А был ещё такой в моей жизни случай…
Как-то, братцы, пригласила меня бывшая институтка понежиться с нею вместе под южным ласковым солнцем… да не где-либо, а в Сочах. Скучно ей, видите ль, одной курортничать.
Уж я ей и так и эдак, мол, в лес дров, дорогая, не возят, дескать, там и без меня, золотце, мужичков, аки грязи — на любой вкус. Выбирай только… Хочешь чёрненького массажиста—негритёнка, пожалуйста; желаешь, таки — мулата, будьте любезны. И с обоими, де, не соскучишься — развлекут… Зачем, скажите, наш люд мчится на Юга… Да удовлетворить природную свою потребность и быть тогда заряжённым на весь год… Вот, дескать, расслабишься и вернёшься умиротворённой, а сказочников то везде хватает.
—Только с тобой!—дрындит, да трындит своё сердцеедка.—И ни с кем более…
Либо, действительно, зауважала меня, то ли стала полюбливать… или просто гормоны у шалуньи с третьим полным размером глаз, с прищуром, забаловали.

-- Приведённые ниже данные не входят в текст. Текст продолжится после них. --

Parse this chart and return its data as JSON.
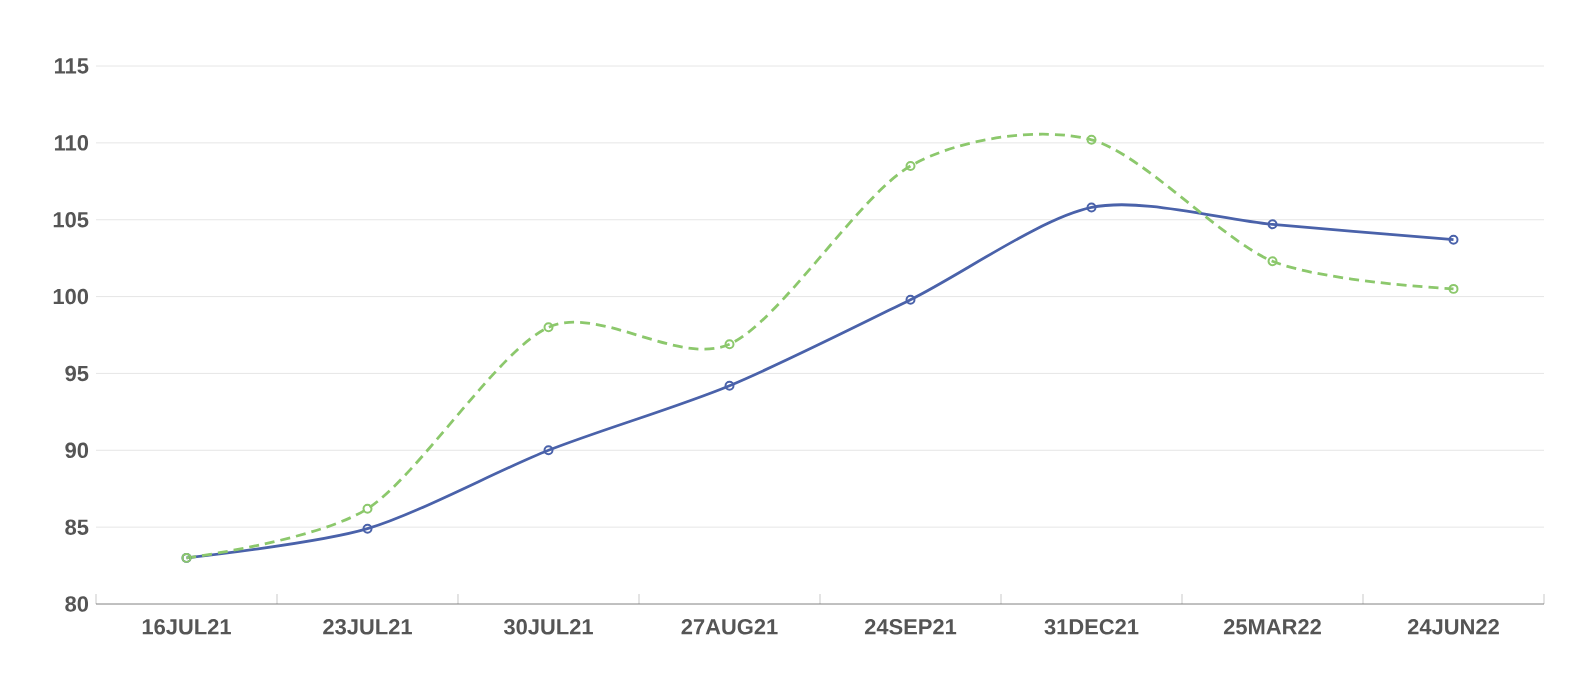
{
  "chart_data": {
    "type": "line",
    "categories": [
      "16JUL21",
      "23JUL21",
      "30JUL21",
      "27AUG21",
      "24SEP21",
      "31DEC21",
      "25MAR22",
      "24JUN22"
    ],
    "series": [
      {
        "color": "#4a62aa",
        "line_style": "solid",
        "values": [
          83.0,
          84.9,
          90.0,
          94.2,
          99.8,
          105.8,
          104.7,
          103.7
        ]
      },
      {
        "color": "#8cc86c",
        "line_style": "dashed",
        "values": [
          83.0,
          86.2,
          98.0,
          96.9,
          108.5,
          110.2,
          102.3,
          100.5
        ]
      }
    ],
    "ylim": [
      80,
      115
    ],
    "yticks": [
      80,
      85,
      90,
      95,
      100,
      105,
      110,
      115
    ],
    "grid": "y",
    "marker": "circle"
  }
}
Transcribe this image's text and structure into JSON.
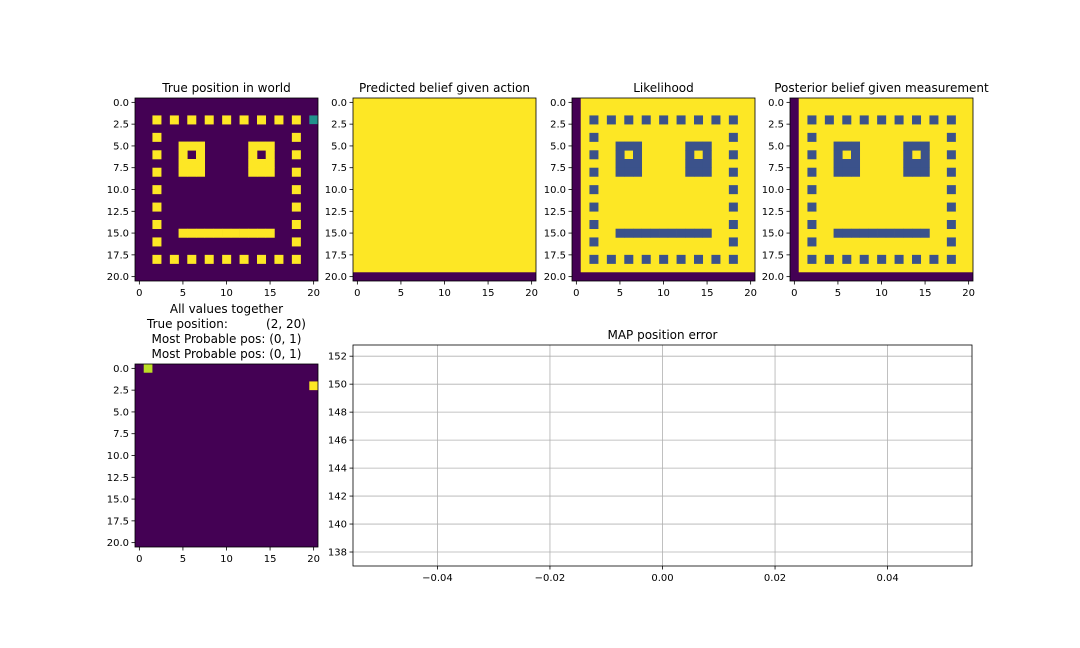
{
  "colors": {
    "purple": "#440154",
    "yellow": "#fde725",
    "blue": "#3b528b",
    "teal": "#21918c",
    "lime": "#bddf26",
    "grid": "#b0b0b0",
    "axis": "#000000"
  },
  "chart_data": [
    {
      "type": "heatmap",
      "title": "True position in world",
      "ylim": [
        20,
        0
      ],
      "xlim": [
        0,
        20
      ],
      "xticks": [
        "0",
        "5",
        "10",
        "15",
        "20"
      ],
      "yticks": [
        "0.0",
        "2.5",
        "5.0",
        "7.5",
        "10.0",
        "12.5",
        "15.0",
        "17.5",
        "20.0"
      ],
      "background": "purple",
      "color": "yellow",
      "cells": [
        [
          2,
          2
        ],
        [
          2,
          4
        ],
        [
          2,
          6
        ],
        [
          2,
          8
        ],
        [
          2,
          10
        ],
        [
          2,
          12
        ],
        [
          2,
          14
        ],
        [
          2,
          16
        ],
        [
          2,
          18
        ],
        [
          4,
          2
        ],
        [
          4,
          18
        ],
        [
          6,
          2
        ],
        [
          6,
          18
        ],
        [
          8,
          2
        ],
        [
          8,
          18
        ],
        [
          10,
          2
        ],
        [
          10,
          18
        ],
        [
          12,
          2
        ],
        [
          12,
          18
        ],
        [
          14,
          2
        ],
        [
          14,
          18
        ],
        [
          16,
          2
        ],
        [
          16,
          18
        ],
        [
          18,
          2
        ],
        [
          18,
          4
        ],
        [
          18,
          6
        ],
        [
          18,
          8
        ],
        [
          18,
          10
        ],
        [
          18,
          12
        ],
        [
          18,
          14
        ],
        [
          18,
          16
        ],
        [
          18,
          18
        ],
        [
          5,
          5
        ],
        [
          5,
          6
        ],
        [
          5,
          7
        ],
        [
          6,
          5
        ],
        [
          6,
          7
        ],
        [
          7,
          5
        ],
        [
          7,
          6
        ],
        [
          7,
          7
        ],
        [
          8,
          5
        ],
        [
          8,
          6
        ],
        [
          8,
          7
        ],
        [
          5,
          13
        ],
        [
          5,
          14
        ],
        [
          5,
          15
        ],
        [
          6,
          13
        ],
        [
          6,
          15
        ],
        [
          7,
          13
        ],
        [
          7,
          14
        ],
        [
          7,
          15
        ],
        [
          8,
          13
        ],
        [
          8,
          14
        ],
        [
          8,
          15
        ],
        [
          15,
          5
        ],
        [
          15,
          6
        ],
        [
          15,
          7
        ],
        [
          15,
          8
        ],
        [
          15,
          9
        ],
        [
          15,
          10
        ],
        [
          15,
          11
        ],
        [
          15,
          12
        ],
        [
          15,
          13
        ],
        [
          15,
          14
        ],
        [
          15,
          15
        ]
      ],
      "marker": {
        "row": 2,
        "col": 20,
        "color": "teal"
      }
    },
    {
      "type": "heatmap",
      "title": "Predicted belief given action",
      "ylim": [
        20,
        0
      ],
      "xlim": [
        0,
        20
      ],
      "xticks": [
        "0",
        "5",
        "10",
        "15",
        "20"
      ],
      "yticks": [
        "0.0",
        "2.5",
        "5.0",
        "7.5",
        "10.0",
        "12.5",
        "15.0",
        "17.5",
        "20.0"
      ],
      "background": "yellow",
      "edge_rows": [
        20
      ],
      "edge_cols": [],
      "edge_color": "purple"
    },
    {
      "type": "heatmap",
      "title": "Likelihood",
      "ylim": [
        20,
        0
      ],
      "xlim": [
        0,
        20
      ],
      "xticks": [
        "0",
        "5",
        "10",
        "15",
        "20"
      ],
      "yticks": [
        "0.0",
        "2.5",
        "5.0",
        "7.5",
        "10.0",
        "12.5",
        "15.0",
        "17.5",
        "20.0"
      ],
      "background": "yellow",
      "color": "blue",
      "edge_rows": [
        20
      ],
      "edge_cols": [
        0
      ],
      "edge_color": "purple"
    },
    {
      "type": "heatmap",
      "title": "Posterior belief given measurement",
      "ylim": [
        20,
        0
      ],
      "xlim": [
        0,
        20
      ],
      "xticks": [
        "0",
        "5",
        "10",
        "15",
        "20"
      ],
      "yticks": [
        "0.0",
        "2.5",
        "5.0",
        "7.5",
        "10.0",
        "12.5",
        "15.0",
        "17.5",
        "20.0"
      ],
      "background": "yellow",
      "color": "blue",
      "edge_rows": [
        20
      ],
      "edge_cols": [
        0
      ],
      "edge_color": "purple"
    },
    {
      "type": "heatmap",
      "title_lines": [
        "All values together",
        "True position:          (2, 20)",
        "Most Probable pos: (0, 1)",
        "Most Probable pos: (0, 1)"
      ],
      "ylim": [
        20,
        0
      ],
      "xlim": [
        0,
        20
      ],
      "xticks": [
        "0",
        "5",
        "10",
        "15",
        "20"
      ],
      "yticks": [
        "0.0",
        "2.5",
        "5.0",
        "7.5",
        "10.0",
        "12.5",
        "15.0",
        "17.5",
        "20.0"
      ],
      "background": "purple",
      "points": [
        {
          "row": 0,
          "col": 1,
          "color": "lime"
        },
        {
          "row": 2,
          "col": 20,
          "color": "yellow"
        }
      ]
    },
    {
      "type": "line",
      "title": "MAP position error",
      "grid": true,
      "xlim": [
        -0.055,
        0.055
      ],
      "ylim": [
        137,
        152.8
      ],
      "xticks": [
        -0.04,
        -0.02,
        0.0,
        0.02,
        0.04
      ],
      "xtick_labels": [
        "−0.04",
        "−0.02",
        "0.00",
        "0.02",
        "0.04"
      ],
      "yticks": [
        138,
        140,
        142,
        144,
        146,
        148,
        150,
        152
      ],
      "ytick_labels": [
        "138",
        "140",
        "142",
        "144",
        "146",
        "148",
        "150",
        "152"
      ],
      "series": []
    }
  ]
}
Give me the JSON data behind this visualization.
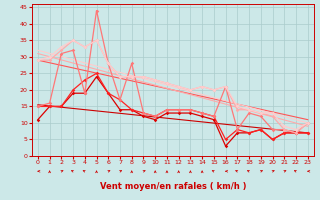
{
  "xlabel": "Vent moyen/en rafales ( km/h )",
  "xlim": [
    -0.5,
    23.5
  ],
  "ylim": [
    0,
    46
  ],
  "yticks": [
    0,
    5,
    10,
    15,
    20,
    25,
    30,
    35,
    40,
    45
  ],
  "xticks": [
    0,
    1,
    2,
    3,
    4,
    5,
    6,
    7,
    8,
    9,
    10,
    11,
    12,
    13,
    14,
    15,
    16,
    17,
    18,
    19,
    20,
    21,
    22,
    23
  ],
  "bg_color": "#cce8e8",
  "grid_color": "#aacccc",
  "series": [
    {
      "color": "#dd0000",
      "x": [
        0,
        1,
        2,
        3,
        4,
        5,
        6,
        7,
        8,
        9,
        10,
        11,
        12,
        13,
        14,
        15,
        16,
        17,
        18,
        19,
        20,
        21,
        22,
        23
      ],
      "y": [
        11,
        15,
        15,
        19,
        19,
        24,
        19,
        14,
        14,
        12,
        11,
        13,
        13,
        13,
        12,
        11,
        3,
        7,
        7,
        8,
        5,
        7,
        7,
        7
      ]
    },
    {
      "color": "#ff2222",
      "x": [
        0,
        1,
        2,
        3,
        4,
        5,
        6,
        7,
        8,
        9,
        10,
        11,
        12,
        13,
        14,
        15,
        16,
        17,
        18,
        19,
        20,
        21,
        22,
        23
      ],
      "y": [
        15,
        15,
        15,
        20,
        23,
        25,
        19,
        17,
        14,
        13,
        12,
        14,
        14,
        14,
        13,
        12,
        5,
        8,
        7,
        8,
        5,
        7,
        7,
        7
      ]
    },
    {
      "color": "#ff7777",
      "x": [
        0,
        1,
        2,
        3,
        4,
        5,
        6,
        7,
        8,
        9,
        10,
        11,
        12,
        13,
        14,
        15,
        16,
        17,
        18,
        19,
        20,
        21,
        22,
        23
      ],
      "y": [
        15,
        16,
        31,
        32,
        19,
        44,
        28,
        17,
        28,
        13,
        12,
        14,
        14,
        14,
        13,
        12,
        21,
        8,
        13,
        12,
        8,
        8,
        7,
        10
      ]
    },
    {
      "color": "#ffaaaa",
      "x": [
        0,
        1,
        2,
        3,
        4,
        5,
        6,
        7,
        8,
        9,
        10,
        11,
        12,
        13,
        14,
        15,
        16,
        17,
        18,
        19,
        20,
        21,
        22,
        23
      ],
      "y": [
        29,
        29,
        32,
        35,
        33,
        35,
        28,
        24,
        24,
        24,
        23,
        22,
        21,
        20,
        21,
        20,
        21,
        14,
        14,
        13,
        12,
        8,
        7,
        10
      ]
    },
    {
      "color": "#ffcccc",
      "x": [
        0,
        1,
        2,
        3,
        4,
        5,
        6,
        7,
        8,
        9,
        10,
        11,
        12,
        13,
        14,
        15,
        16,
        17,
        18,
        19,
        20,
        21,
        22,
        23
      ],
      "y": [
        29,
        30,
        33,
        35,
        33,
        35,
        28,
        24,
        24,
        24,
        23,
        22,
        21,
        20,
        21,
        20,
        21,
        15,
        14,
        13,
        13,
        9,
        8,
        10
      ]
    }
  ],
  "trend_lines": [
    {
      "color": "#cc0000",
      "x0": 0,
      "y0": 15.5,
      "x1": 23,
      "y1": 7
    },
    {
      "color": "#ff5555",
      "x0": 0,
      "y0": 29,
      "x1": 23,
      "y1": 11
    },
    {
      "color": "#ffaaaa",
      "x0": 0,
      "y0": 31,
      "x1": 23,
      "y1": 9
    },
    {
      "color": "#ffcccc",
      "x0": 0,
      "y0": 32,
      "x1": 23,
      "y1": 10
    }
  ],
  "arrow_directions": [
    270,
    0,
    45,
    315,
    315,
    0,
    45,
    45,
    0,
    45,
    0,
    0,
    0,
    0,
    0,
    315,
    270,
    315,
    315,
    45,
    45,
    45,
    315,
    270
  ]
}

В общем, попался я, что тебе щука на блесну.
—Молода ль… подружка?—спросите.
—Та… откель мне знать! Считать то нужно!… Высчитывать… Порхает то она — дай Бог летать так каждой нашей гимнасточке в Рио… Судя по поступкам и реакции, таки голубка легкокрылая… Эта девица порхнёт до Небесной Канцелярии, не задерживаясь и в Чистилище. Ах, дьяволица, какова же у неё тазобедренная композиция! А производственные спереди неё, я вам скажу, мощности… А тело… Оно таки лоснилось, словно было покрыто сливочным кремом с шоколадом.
Н-да, уж…
 Пардон-с… Слюной бы не захлебнуться.
А вот сколь годков — не знаю. Помнится, когда праздновали её День рождения, то на торте была кремом писана круглая дата — «Восемнадцать лет, триста двадцать пять месяцев!»… Сами считайте… Для меня, гуманитария, к примеру, затруднительно, ибо я не счетовод! Да и счёты где-то бабкины, на коих я с горы ещё октябрёнком катался, пылятся, не отыскать сразу.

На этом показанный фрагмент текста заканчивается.